A partir deste momento, Sidarta, agora sem Govinda, inicia uma vida mundana, despertando para o mundo físico e experimentando todos os apelos e aprendizagens dos sentidos. Torna-se comerciante rico e amante da cortesã Kamala. Entregando-se ao que antes considerava o mundo ilusório dos fenômenos, Sidarta vai envelhecendo e afastando-se de sua busca e de seu conhecimento anterior, até perder-se totalmente em desespero e sofrimento. A convivência entre os homens tolos transformou o próprio Sidarta no mais tolo dos homens.
O momento do novo despertar ocorre à beira de um rio e do suicídio.

Então chegara àquele extremo; perdera-se a tal ponto; andara tão alucinado, tão néscio que chegara a almejar a morte, permitindo que aquela ânsia, aquele desejo próprio de uma criança crescesse nele. Quisera encontrar sossego, ao exterminar o próprio corpo. O que todos os tormentos daqueles últimos tempos, todas as desilusões, todo o desespero não haviam conseguido fazer, produzia-se naquele instante, quando o Om penetrava na sua consciência: em meio a sua miséria e a seus equívocos, reconheceu-se a si mesmo. (p. 105)

Com a compreensão de que todo este sofrimento fora necessário para chegar aonde estava, Sidarta abandona novamente sua existência anterior, tornando-se um balseiro junto a Vasudeva, e começa a receber lições do rio.

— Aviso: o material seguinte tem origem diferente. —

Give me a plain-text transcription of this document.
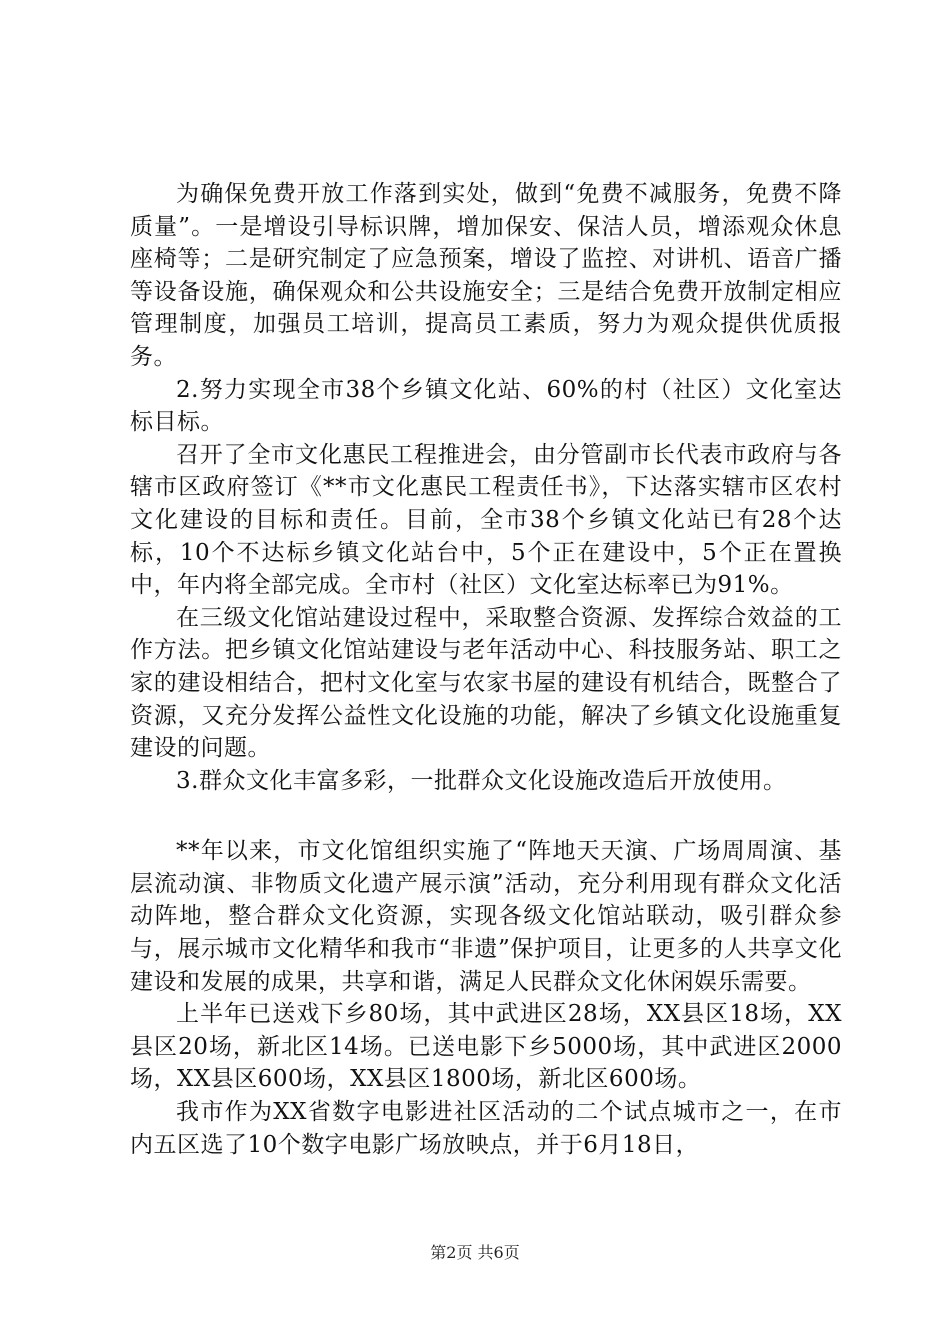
为确保免费开放工作落到实处，做到“免费不减服务，免费不降质量”。一是增设引导标识牌，增加保安、保洁人员，增添观众休息座椅等；二是研究制定了应急预案，增设了监控、对讲机、语音广播等设备设施，确保观众和公共设施安全；三是结合免费开放制定相应管理制度，加强员工培训，提高员工素质，努力为观众提供优质报务。

2.努力实现全市38个乡镇文化站、60%的村（社区）文化室达标目标。

召开了全市文化惠民工程推进会，由分管副市长代表市政府与各辖市区政府签订《**市文化惠民工程责任书》，下达落实辖市区农村文化建设的目标和责任。目前，全市38个乡镇文化站已有28个达标，10个不达标乡镇文化站台中，5个正在建设中，5个正在置换中，年内将全部完成。全市村（社区）文化室达标率已为91%。

在三级文化馆站建设过程中，采取整合资源、发挥综合效益的工作方法。把乡镇文化馆站建设与老年活动中心、科技服务站、职工之家的建设相结合，把村文化室与农家书屋的建设有机结合，既整合了资源，又充分发挥公益性文化设施的功能，解决了乡镇文化设施重复建设的问题。

3.群众文化丰富多彩，一批群众文化设施改造后开放使用。

**年以来，市文化馆组织实施了“阵地天天演、广场周周演、基层流动演、非物质文化遗产展示演”活动，充分利用现有群众文化活动阵地，整合群众文化资源，实现各级文化馆站联动，吸引群众参与，展示城市文化精华和我市“非遗”保护项目，让更多的人共享文化建设和发展的成果，共享和谐，满足人民群众文化休闲娱乐需要。

上半年已送戏下乡80场，其中武进区28场，XX县区18场，XX县区20场，新北区14场。已送电影下乡5000场，其中武进区2000场，XX县区600场，XX县区1800场，新北区600场。

我市作为XX省数字电影进社区活动的二个试点城市之一，在市内五区选了10个数字电影广场放映点，并于6月18日，

第2页 共6页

Aprende a escutar, a abaixar-se e procurar nas profundezas de si mesmo, a reconhecer a inexistência do tempo, a eternidade de cada instante e a unidade de todas as coisas em meio à multiplicidade da vida.
Outra grande lição, Sidarta aprende através de seu filho com Kamala. O apego e as preocupações de pai transformam-se em novo sofrimento, que Sidarta compreende como necessário para mais uma aprendizagem. Lembrando-se do pai e do modo como tinha abandonado sua casa para nunca mais voltar, toma consciência da circularidade da existência:

Tudo voltava, todos os sofrimentos que não tivessem encontrado uma solução final. Era preciso suportar sempre as mesmas aflições. (p. 154)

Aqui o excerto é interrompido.